I'd be exceedingly curious as to how the CalTech team have solved that non-correlation problem.

4 comments

It’s just a blurb from a college PR team. As someone that came from academia, they don’t have to have solved any of that because these are generally pretty worthless. It can be as small as someone in a lab discovered how to do the smallest thing and the college wants to run with it to look good.
I'm aware. Which is why I'm pointing to someone who chased that "first" achievement for years, and has the scars to show for it.
There's a nicely-presented introductory paper: https://academic.oup.com/pnasnexus/article/3/7/pgae252/77177...
Paper: https://academic.oup.com/pnasnexus/article/3/7/pgae252/77177...

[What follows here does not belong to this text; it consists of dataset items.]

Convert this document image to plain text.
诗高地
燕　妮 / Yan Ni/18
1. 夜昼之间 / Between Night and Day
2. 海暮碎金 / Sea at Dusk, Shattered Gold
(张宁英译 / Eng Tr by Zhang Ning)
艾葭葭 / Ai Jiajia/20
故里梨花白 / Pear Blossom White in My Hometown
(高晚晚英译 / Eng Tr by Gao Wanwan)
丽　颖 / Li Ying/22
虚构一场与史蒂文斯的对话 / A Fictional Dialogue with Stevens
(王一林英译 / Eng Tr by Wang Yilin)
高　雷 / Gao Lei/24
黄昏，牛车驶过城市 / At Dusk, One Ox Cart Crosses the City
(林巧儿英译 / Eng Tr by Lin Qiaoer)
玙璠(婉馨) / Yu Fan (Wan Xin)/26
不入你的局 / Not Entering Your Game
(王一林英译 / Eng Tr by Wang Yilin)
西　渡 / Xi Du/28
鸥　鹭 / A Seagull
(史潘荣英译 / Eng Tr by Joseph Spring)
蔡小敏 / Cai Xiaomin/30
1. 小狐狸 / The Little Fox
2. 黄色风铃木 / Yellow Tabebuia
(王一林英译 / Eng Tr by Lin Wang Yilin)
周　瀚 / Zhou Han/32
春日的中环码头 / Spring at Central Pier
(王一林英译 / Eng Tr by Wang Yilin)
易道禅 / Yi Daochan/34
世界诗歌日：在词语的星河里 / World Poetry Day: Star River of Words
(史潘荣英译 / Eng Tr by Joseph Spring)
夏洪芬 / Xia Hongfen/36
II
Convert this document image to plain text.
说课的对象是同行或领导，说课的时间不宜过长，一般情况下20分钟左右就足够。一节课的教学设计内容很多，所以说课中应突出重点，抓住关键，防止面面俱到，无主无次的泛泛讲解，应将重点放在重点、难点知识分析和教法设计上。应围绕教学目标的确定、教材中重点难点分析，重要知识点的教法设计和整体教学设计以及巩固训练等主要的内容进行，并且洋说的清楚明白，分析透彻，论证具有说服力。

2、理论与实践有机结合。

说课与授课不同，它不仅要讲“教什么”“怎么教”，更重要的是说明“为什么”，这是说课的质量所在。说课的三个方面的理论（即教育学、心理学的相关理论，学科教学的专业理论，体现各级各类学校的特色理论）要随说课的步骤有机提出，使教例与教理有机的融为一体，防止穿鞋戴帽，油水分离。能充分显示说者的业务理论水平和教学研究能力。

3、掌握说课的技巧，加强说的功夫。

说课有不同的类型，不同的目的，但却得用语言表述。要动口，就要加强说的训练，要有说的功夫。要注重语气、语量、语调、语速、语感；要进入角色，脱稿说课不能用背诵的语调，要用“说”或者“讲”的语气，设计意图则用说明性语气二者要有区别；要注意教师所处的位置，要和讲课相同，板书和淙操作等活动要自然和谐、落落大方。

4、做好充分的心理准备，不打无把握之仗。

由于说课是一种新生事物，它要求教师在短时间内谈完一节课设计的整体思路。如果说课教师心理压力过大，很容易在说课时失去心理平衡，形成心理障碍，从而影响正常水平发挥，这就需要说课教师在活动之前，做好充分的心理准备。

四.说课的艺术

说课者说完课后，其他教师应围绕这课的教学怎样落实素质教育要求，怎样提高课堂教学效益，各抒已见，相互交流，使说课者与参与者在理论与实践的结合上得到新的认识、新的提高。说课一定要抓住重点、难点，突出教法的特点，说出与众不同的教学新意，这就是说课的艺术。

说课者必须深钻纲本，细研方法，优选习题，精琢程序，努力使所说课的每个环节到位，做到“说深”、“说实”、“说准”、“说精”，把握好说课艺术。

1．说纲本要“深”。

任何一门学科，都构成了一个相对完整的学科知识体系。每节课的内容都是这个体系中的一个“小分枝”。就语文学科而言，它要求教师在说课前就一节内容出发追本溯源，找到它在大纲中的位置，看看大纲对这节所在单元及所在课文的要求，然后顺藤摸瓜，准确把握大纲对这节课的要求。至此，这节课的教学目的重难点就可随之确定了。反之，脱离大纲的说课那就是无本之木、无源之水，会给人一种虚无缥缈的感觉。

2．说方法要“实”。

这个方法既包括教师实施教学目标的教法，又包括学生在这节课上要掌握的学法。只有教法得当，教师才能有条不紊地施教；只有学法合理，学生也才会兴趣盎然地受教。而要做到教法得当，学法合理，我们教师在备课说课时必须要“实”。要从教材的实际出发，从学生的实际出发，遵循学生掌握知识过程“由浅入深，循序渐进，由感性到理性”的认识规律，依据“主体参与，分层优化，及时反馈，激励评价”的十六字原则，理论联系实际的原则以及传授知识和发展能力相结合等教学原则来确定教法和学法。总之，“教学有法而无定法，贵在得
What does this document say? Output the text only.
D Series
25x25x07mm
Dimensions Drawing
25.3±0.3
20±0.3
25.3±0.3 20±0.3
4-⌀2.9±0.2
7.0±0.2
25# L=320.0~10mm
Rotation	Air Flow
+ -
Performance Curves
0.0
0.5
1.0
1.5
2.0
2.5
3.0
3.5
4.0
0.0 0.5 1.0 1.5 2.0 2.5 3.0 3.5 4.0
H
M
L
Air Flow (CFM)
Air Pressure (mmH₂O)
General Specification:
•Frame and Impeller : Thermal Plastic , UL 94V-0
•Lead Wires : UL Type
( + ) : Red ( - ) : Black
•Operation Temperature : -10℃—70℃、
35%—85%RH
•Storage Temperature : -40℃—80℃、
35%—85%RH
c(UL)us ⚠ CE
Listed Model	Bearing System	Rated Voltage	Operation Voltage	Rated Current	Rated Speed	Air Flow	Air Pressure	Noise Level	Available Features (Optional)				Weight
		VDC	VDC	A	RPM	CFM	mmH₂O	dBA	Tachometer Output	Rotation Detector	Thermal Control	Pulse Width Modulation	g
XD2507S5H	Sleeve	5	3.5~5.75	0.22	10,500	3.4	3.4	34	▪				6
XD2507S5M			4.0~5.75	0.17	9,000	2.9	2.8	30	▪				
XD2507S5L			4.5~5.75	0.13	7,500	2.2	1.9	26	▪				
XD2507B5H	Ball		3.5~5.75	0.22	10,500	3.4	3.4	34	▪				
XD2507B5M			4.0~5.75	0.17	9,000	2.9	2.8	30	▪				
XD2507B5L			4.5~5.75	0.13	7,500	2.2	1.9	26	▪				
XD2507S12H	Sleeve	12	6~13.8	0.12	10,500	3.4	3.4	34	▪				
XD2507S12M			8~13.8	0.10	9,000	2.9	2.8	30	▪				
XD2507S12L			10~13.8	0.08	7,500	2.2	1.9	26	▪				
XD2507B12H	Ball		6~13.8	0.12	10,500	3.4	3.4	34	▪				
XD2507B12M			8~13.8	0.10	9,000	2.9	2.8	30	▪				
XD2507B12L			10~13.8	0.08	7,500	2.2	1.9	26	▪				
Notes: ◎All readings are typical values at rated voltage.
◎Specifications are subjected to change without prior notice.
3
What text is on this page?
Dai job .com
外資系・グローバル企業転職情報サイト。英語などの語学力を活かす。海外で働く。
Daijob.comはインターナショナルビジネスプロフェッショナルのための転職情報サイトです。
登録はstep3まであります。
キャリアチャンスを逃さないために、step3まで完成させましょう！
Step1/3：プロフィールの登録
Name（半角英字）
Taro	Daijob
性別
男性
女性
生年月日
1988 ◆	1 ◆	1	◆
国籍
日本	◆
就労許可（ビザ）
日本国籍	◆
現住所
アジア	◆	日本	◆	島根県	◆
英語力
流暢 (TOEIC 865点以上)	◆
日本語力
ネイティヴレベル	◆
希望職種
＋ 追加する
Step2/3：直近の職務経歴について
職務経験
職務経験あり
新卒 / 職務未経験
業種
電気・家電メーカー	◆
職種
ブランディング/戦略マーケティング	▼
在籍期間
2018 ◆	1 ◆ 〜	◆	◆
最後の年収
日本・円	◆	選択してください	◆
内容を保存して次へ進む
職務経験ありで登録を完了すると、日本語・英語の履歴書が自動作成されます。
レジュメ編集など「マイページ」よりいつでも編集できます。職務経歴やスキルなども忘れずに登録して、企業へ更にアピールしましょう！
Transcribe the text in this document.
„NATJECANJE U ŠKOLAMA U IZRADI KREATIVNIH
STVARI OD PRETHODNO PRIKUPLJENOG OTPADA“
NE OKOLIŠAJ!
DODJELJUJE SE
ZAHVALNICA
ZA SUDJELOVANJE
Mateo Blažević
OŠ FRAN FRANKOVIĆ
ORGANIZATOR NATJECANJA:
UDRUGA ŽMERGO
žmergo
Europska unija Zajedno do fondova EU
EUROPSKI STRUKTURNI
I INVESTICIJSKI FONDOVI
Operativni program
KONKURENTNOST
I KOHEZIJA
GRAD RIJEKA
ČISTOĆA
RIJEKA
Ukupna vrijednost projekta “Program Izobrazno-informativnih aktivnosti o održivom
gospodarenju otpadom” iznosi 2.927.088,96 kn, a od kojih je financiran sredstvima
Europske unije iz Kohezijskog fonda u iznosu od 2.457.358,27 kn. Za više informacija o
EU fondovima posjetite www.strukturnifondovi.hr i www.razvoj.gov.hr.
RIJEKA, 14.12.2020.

They tested on the carotid artery. I don't know whether they're concerned with addressing issues of wearing this while active. It seems more likely that it will be used in a clinical setting.

The article mentions getting it down to an arm band or patch.
Looking at the diagram I’d suspect they use accelerometer information from both the wrist watch and the upper arm mounted sensor to remove the effects of arm motion. At simplest it could only check when the arm is in a neutral position. But I’d expect they did something more complex/better than that.
As I understand Softky's work, it's not that the measurements varied predictably with movements, it's that they varied unpredictably.

I'm obviously distant from the project, but a team of SWEs spending years trying to make nondeterministic data deterministic suggests a fairly deep problem.

I guess it's not considered reasonable to keep your arm still when measuring BP, or to measure it only during intervals of minimal movement? Doesn't seem like a showstopper to me.

One of the key applications for this technology is during surgery, when (ideally) nothing is being moved.